I remembered Oswald informing me later, during one of the many ten years we traveled together following the Cairo incident, that the two bet on whether or not we would actually leave them. Apparently, Oswald was the victor, but Donovan never paid him the money. He never got the chance.
As the group progressed swiftly and silently through the facility, they stepped over many similar bodies with a cause of death identical to their comrades'. Bradich and Ihlia moved with purposeful steps with their hips set tactically low and their conditioned legs keeping them in perpetual motion. The two scientists jogged down the metal corridors as quietly as possible just to keep up with the two mercenaries. The metallic smell of blood mingled with the scent of steel, disinfectant, and wiring. Though the commander and my former self experienced the scent and remained unaffected by its repugnant odor, the two doctors held their sleeves tight against their nostrils to filter the smell. It offered them little relief.
“There! That's the laboratory with the specimens I need!” Donovan hissed as we approached a large, electronically sealed metal door. Bradich and Ihlia turned to cover the rear, and Donovan set to work punching in numbers and providing his retina for a swift scan. When the door slid open and the group shuffled through into the laboratory, the young sniper beheld a single eye gawking up at her from the ground. Unfortunately, it possessed no socket.

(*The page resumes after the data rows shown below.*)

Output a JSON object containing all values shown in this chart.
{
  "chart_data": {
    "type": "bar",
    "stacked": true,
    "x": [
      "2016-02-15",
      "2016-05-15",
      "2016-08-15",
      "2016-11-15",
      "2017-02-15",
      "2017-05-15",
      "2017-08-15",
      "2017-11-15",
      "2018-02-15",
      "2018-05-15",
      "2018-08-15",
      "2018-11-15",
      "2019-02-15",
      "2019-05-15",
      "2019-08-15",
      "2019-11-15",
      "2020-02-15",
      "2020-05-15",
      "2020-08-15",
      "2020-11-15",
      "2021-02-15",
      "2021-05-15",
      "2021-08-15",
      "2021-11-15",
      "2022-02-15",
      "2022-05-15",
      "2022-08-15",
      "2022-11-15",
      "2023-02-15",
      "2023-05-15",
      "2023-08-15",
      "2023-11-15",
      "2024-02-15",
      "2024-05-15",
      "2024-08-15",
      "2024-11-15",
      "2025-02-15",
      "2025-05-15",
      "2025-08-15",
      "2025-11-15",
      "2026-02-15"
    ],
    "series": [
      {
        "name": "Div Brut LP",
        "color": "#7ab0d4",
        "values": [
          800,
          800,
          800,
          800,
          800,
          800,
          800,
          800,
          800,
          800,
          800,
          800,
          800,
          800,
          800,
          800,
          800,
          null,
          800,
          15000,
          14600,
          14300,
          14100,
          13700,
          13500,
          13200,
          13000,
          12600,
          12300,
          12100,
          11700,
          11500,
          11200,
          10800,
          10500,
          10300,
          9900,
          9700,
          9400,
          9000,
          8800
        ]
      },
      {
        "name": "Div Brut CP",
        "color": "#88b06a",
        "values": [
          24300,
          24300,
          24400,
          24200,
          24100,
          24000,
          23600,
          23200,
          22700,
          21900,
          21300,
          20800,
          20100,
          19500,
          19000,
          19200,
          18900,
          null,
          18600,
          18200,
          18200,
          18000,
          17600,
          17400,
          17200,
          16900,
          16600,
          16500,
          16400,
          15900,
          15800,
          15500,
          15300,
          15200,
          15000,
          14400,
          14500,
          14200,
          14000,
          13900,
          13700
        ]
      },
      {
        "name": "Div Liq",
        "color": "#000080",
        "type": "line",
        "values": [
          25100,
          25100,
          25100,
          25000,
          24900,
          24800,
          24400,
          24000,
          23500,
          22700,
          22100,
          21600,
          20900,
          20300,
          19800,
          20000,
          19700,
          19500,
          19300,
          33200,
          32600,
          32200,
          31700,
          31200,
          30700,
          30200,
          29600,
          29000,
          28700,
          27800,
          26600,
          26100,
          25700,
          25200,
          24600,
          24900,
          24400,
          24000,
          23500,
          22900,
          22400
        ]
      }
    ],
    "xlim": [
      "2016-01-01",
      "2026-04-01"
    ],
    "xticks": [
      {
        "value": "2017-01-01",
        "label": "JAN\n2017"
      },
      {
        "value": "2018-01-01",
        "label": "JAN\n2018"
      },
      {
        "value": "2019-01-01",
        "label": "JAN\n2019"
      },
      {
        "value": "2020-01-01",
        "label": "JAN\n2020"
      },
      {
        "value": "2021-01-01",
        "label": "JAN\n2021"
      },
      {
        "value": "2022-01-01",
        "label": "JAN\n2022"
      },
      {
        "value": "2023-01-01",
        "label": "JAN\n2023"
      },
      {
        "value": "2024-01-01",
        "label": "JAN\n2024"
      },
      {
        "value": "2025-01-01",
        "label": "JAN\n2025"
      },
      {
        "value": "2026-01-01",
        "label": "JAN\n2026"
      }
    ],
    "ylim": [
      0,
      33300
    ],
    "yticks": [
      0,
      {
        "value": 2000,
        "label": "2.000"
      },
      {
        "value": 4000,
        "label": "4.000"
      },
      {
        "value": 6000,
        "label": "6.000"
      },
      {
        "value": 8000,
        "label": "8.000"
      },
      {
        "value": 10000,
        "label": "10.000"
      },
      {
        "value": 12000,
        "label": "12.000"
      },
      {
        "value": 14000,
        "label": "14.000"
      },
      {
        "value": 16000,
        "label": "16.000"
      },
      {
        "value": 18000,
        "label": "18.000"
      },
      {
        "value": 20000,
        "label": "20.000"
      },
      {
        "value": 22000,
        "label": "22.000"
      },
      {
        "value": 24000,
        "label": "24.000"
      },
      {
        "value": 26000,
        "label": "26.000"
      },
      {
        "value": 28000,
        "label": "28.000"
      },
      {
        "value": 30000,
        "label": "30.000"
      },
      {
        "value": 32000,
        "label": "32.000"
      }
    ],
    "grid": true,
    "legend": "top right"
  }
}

“I think someone beat us here,” Ihlia mentioned as the door clicked shut behind them.
Donovan and Oswald immediately set themselves into motion. Their fingers flew across various data pads and holocom keyboards with inhuman speed and precision. Bradich and Ihlia, after ensuring the room held no surprises in wait to ambush the group, shouldered their weapons. Ihlia's gaze roamed around with passive interest; she was intent on learning as much about Donovan's line of work as possible that she might support his resear
ch better. Her curiosity led her to a humming cylinder tucked away in the corner of the room. As her hand extended toward it, a voice arose from one of the holocom terminals.
“I wouldn't if I were you, Ihlia,” Oswald calmly stated. His voice carried subtle concern, but despite his uncanny knowledge that Ihlia attempted to toy with a dangerous object, the doctor never even looked away from his work.

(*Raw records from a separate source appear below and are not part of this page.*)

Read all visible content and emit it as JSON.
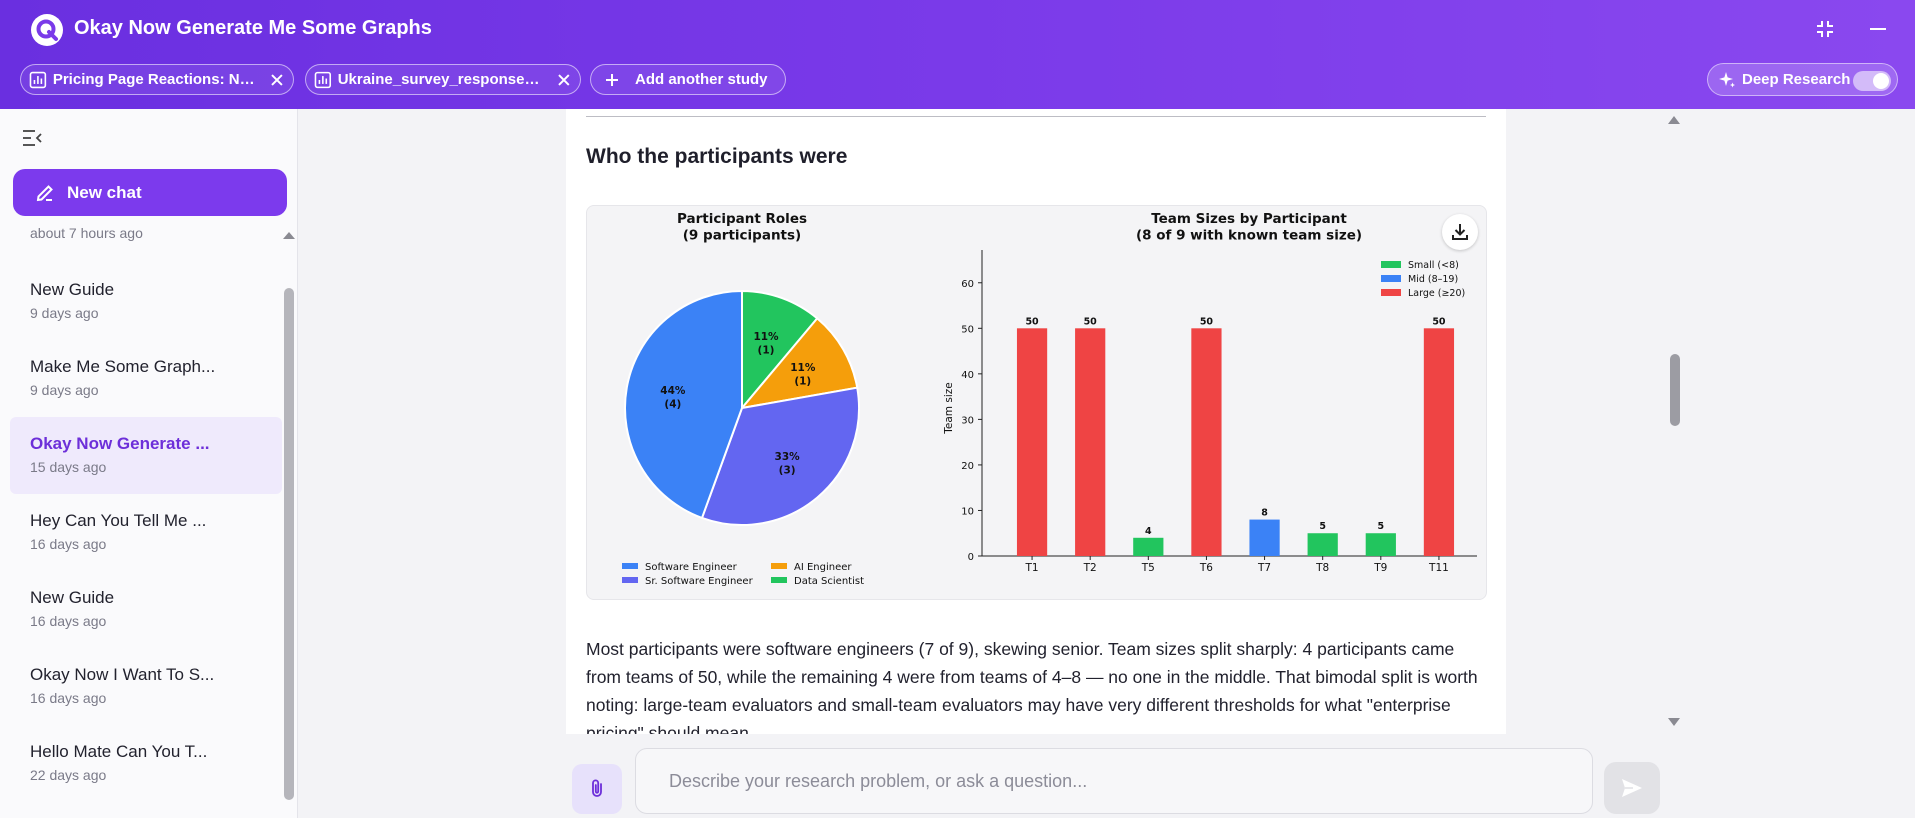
{
  "app": {
    "title": "Okay Now Generate Me Some Graphs"
  },
  "window_controls": {
    "collapse_icon": "collapse-arrows-icon",
    "minimize_icon": "minimize-icon"
  },
  "study_tabs": [
    {
      "label": "Pricing Page Reactions: Ne...",
      "icon": "bar-chart-icon"
    },
    {
      "label": "Ukraine_survey_responses_...",
      "icon": "bar-chart-icon"
    }
  ],
  "add_study_label": "Add another study",
  "deep_research": {
    "label": "Deep Research",
    "enabled": true
  },
  "sidebar": {
    "new_chat_label": "New chat",
    "partial_top_time": "about 7 hours ago",
    "chats": [
      {
        "title": "New Guide",
        "time": "9 days ago",
        "active": false
      },
      {
        "title": "Make Me Some Graph...",
        "time": "9 days ago",
        "active": false
      },
      {
        "title": "Okay Now Generate ...",
        "time": "15 days ago",
        "active": true
      },
      {
        "title": "Hey Can You Tell Me ...",
        "time": "16 days ago",
        "active": false
      },
      {
        "title": "New Guide",
        "time": "16 days ago",
        "active": false
      },
      {
        "title": "Okay Now I Want To S...",
        "time": "16 days ago",
        "active": false
      },
      {
        "title": "Hello Mate Can You T...",
        "time": "22 days ago",
        "active": false
      }
    ]
  },
  "main": {
    "section_title": "Who the participants were",
    "paragraph": "Most participants were software engineers (7 of 9), skewing senior. Team sizes split sharply: 4 participants came from teams of 50, while the remaining 4 were from teams of 4–8 — no one in the middle. That bimodal split is worth noting: large-team evaluators and small-team evaluators may have very different thresholds for what \"enterprise pricing\" should mean."
  },
  "composer": {
    "placeholder": "Describe your research problem, or ask a question..."
  },
  "chart_data": [
    {
      "type": "pie",
      "title": "Participant Roles\n(9 participants)",
      "slices": [
        {
          "name": "Data Scientist",
          "value": 1,
          "label": "11%\n(1)",
          "color": "#22c55e"
        },
        {
          "name": "AI Engineer",
          "value": 1,
          "label": "11%\n(1)",
          "color": "#f59e0b"
        },
        {
          "name": "Sr. Software Engineer",
          "value": 3,
          "label": "33%\n(3)",
          "color": "#6366f1"
        },
        {
          "name": "Software Engineer",
          "value": 4,
          "label": "44%\n(4)",
          "color": "#3b82f6"
        }
      ],
      "legend": [
        "Software Engineer",
        "AI Engineer",
        "Sr. Software Engineer",
        "Data Scientist"
      ],
      "legend_position": "bottom"
    },
    {
      "type": "bar",
      "title": "Team Sizes by Participant\n(8 of 9 with known team size)",
      "categories": [
        "T1",
        "T2",
        "T5",
        "T6",
        "T7",
        "T8",
        "T9",
        "T11"
      ],
      "values": [
        50,
        50,
        4,
        50,
        8,
        5,
        5,
        50
      ],
      "groups": [
        "Large",
        "Large",
        "Small",
        "Large",
        "Mid",
        "Small",
        "Small",
        "Large"
      ],
      "group_legend": [
        {
          "key": "Small",
          "label": "Small (<8)",
          "color": "#22c55e"
        },
        {
          "key": "Mid",
          "label": "Mid (8–19)",
          "color": "#3b82f6"
        },
        {
          "key": "Large",
          "label": "Large (≥20)",
          "color": "#ef4444"
        }
      ],
      "ylabel": "Team size",
      "xlabel": "",
      "ylim": [
        0,
        65
      ],
      "yticks": [
        0,
        10,
        20,
        30,
        40,
        50,
        60
      ],
      "grid": false,
      "legend_position": "top-right"
    }
  ]
}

“Even back then, huh? How does he always do that. And why… does this seem so familiar, but not… it is my dream sequence, I should understand what's going on, but I feel this has been…” I spoke aloud in the quivering ghost-voice that fate ordained for me.

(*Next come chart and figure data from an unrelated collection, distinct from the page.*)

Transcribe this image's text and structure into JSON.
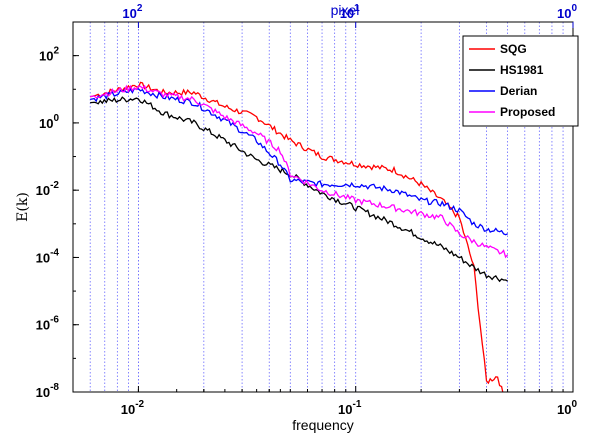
{
  "chart_data": {
    "type": "line",
    "xlabel": "frequency",
    "ylabel": "E(k)",
    "top_xlabel": "pixel",
    "xscale": "log",
    "yscale": "log",
    "xlim": [
      0.005,
      1
    ],
    "ylim": [
      1e-08,
      1000
    ],
    "grid": "vertical dotted lines at top-axis ticks",
    "legend": "top-right",
    "x_ticks": [
      {
        "value": 0.01,
        "base": "10",
        "exp": "-2"
      },
      {
        "value": 0.1,
        "base": "10",
        "exp": "-1"
      },
      {
        "value": 1,
        "base": "10",
        "exp": "0"
      }
    ],
    "y_ticks": [
      {
        "value": 100,
        "base": "10",
        "exp": "2"
      },
      {
        "value": 1,
        "base": "10",
        "exp": "0"
      },
      {
        "value": 0.01,
        "base": "10",
        "exp": "-2"
      },
      {
        "value": 0.0001,
        "base": "10",
        "exp": "-4"
      },
      {
        "value": 1e-06,
        "base": "10",
        "exp": "-6"
      },
      {
        "value": 1e-08,
        "base": "10",
        "exp": "-8"
      }
    ],
    "top_ticks": [
      {
        "value": 0.01,
        "base": "10",
        "exp": "2"
      },
      {
        "value": 0.1,
        "base": "10",
        "exp": "1"
      },
      {
        "value": 1,
        "base": "10",
        "exp": "0"
      }
    ],
    "series": [
      {
        "name": "SQG",
        "color": "#ff0000",
        "x": [
          0.006,
          0.01,
          0.013,
          0.018,
          0.025,
          0.035,
          0.05,
          0.07,
          0.1,
          0.15,
          0.2,
          0.25,
          0.3,
          0.35,
          0.4,
          0.45,
          0.5
        ],
        "y": [
          6,
          14,
          8,
          8,
          3,
          1.5,
          0.3,
          0.1,
          0.06,
          0.04,
          0.015,
          0.005,
          0.0015,
          5e-05,
          2e-08,
          3e-08,
          3e-09
        ]
      },
      {
        "name": "HS1981",
        "color": "#000000",
        "x": [
          0.006,
          0.01,
          0.013,
          0.018,
          0.025,
          0.035,
          0.05,
          0.07,
          0.1,
          0.15,
          0.2,
          0.25,
          0.3,
          0.35,
          0.4,
          0.45,
          0.5
        ],
        "y": [
          4,
          5.5,
          2,
          1,
          0.3,
          0.08,
          0.03,
          0.008,
          0.003,
          0.001,
          0.0004,
          0.0002,
          0.0001,
          5e-05,
          3e-05,
          2.5e-05,
          2e-05
        ]
      },
      {
        "name": "Derian",
        "color": "#0000ff",
        "x": [
          0.006,
          0.01,
          0.013,
          0.018,
          0.025,
          0.035,
          0.045,
          0.05,
          0.07,
          0.1,
          0.15,
          0.2,
          0.25,
          0.3,
          0.35,
          0.4,
          0.45,
          0.5
        ],
        "y": [
          5,
          10,
          6,
          4,
          1.2,
          0.3,
          0.06,
          0.02,
          0.015,
          0.015,
          0.01,
          0.005,
          0.004,
          0.0025,
          0.001,
          0.0007,
          0.0006,
          0.0005
        ]
      },
      {
        "name": "Proposed",
        "color": "#ff00ff",
        "x": [
          0.006,
          0.01,
          0.013,
          0.018,
          0.025,
          0.035,
          0.045,
          0.05,
          0.07,
          0.1,
          0.15,
          0.2,
          0.25,
          0.3,
          0.35,
          0.4,
          0.45,
          0.5
        ],
        "y": [
          6,
          12,
          7,
          5,
          1.5,
          0.5,
          0.15,
          0.03,
          0.01,
          0.005,
          0.003,
          0.002,
          0.0015,
          0.0005,
          0.0003,
          0.0002,
          0.00015,
          0.00012
        ]
      }
    ]
  }
}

“That's an electrocapacitor plate. If you touch it and it's been damaged in anyway and any of the components are exposed, not even Panacea will save you from the electric shock your body will take,” Oswald continued.
“I thought you didn't like us mercenaries, Doc? Wouldn't you have rather seen me fried to a crisp?” Ihlia retorted.
“Hmph. The two of you came back for us despite there being no logical reason to do so. I hate that kind irrational thought more than anything. But I think if you had abandoned us, I would have hated you a lot more. In short, maybe you two aren't so bad. But don't let it go to your head. I still have yet to definitively conclude that hypothesis,” Oswald peeked over his shoulder and offered the young Ihlia a grin.
“Oswald, no time. Download the program. I've got everything I need from my end,” Donovan turned and began removing hardware components from the holocom station at which he worked.
“Yes, I've almost finished, calm down,” Oswald nonchalantly responded. “You're always such a worrisome fellow. It's not like the place is about to explode.”